Re: File type nomenclature in 170
Lassi Kortela 31 Jul 2020 16:25 UTC
>>> I very strongly prefer the predicates to returning a magic symbol,
>>
>> [...]
>
> Well, they're officially required POSIX sys/stat.h macros:
> https://pubs.opengroup.org/onlinepubs/9699919799/basedefs/sys_stat.h.html
Those macros are just convenience to test for the various (st_mode &
S_IFMT) values: S_IFBLK, S_IFCHR, S_IFIFO, S_IFREG, S_IFDIR, S_IFLNK,
S_IFSOCK. Those values are required to exist by POSIX as well. Hence
from the C point of view it shouldn't make a difference whether
predicates or symbols are used.
>> block and character devices
>
> OpenBSD appears to still maintain the distinction:
>
> 0 brw-r----- 1 root operator 0, 0 Jul 19 2019 wd0a
> 0 crw-r----- 1 root operator 3, 0 Jul 19 2019 rwd0a
>
> Plus several man and FAQ pages did not contradict the above.
>
> I'd be particularly unhappy if we decide to throw it away because
> Linux does things its own way (especially since I anticipate mostly
> abandoning Linux for OpenBSD in a very few years). Back in the UNIX™
> days it could make quite a difference which you used.
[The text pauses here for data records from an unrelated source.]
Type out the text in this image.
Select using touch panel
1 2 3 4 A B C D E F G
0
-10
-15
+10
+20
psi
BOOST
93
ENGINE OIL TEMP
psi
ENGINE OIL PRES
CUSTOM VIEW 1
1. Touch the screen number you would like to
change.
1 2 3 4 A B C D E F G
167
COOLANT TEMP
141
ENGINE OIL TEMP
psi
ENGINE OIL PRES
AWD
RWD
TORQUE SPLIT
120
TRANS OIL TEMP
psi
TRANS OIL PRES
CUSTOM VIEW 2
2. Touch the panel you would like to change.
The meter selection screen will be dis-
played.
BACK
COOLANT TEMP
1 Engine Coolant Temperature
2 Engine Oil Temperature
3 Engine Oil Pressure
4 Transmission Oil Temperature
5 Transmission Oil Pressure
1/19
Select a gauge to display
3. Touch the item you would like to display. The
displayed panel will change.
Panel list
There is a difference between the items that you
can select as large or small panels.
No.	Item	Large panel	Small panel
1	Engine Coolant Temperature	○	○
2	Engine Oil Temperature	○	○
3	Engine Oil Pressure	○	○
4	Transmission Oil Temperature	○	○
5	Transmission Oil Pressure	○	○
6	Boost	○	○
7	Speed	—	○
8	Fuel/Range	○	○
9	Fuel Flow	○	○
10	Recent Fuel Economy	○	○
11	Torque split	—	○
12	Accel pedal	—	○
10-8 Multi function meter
Yes, the technical distinction is still there (and won't go away since
it's enshrined in POSIX). But I can't think of any practical thing that
a modern userland program can do to a block device that it can't do to a
character device (or vice versa).
What you need to know in practice is which device driver a paticular
device node is using: disk, network, terminal, etc. And it varies by OS
whether e.g. a disk is a block or character device. On Linux the only
block devices left seem to be disks; on FreeBSD there are none.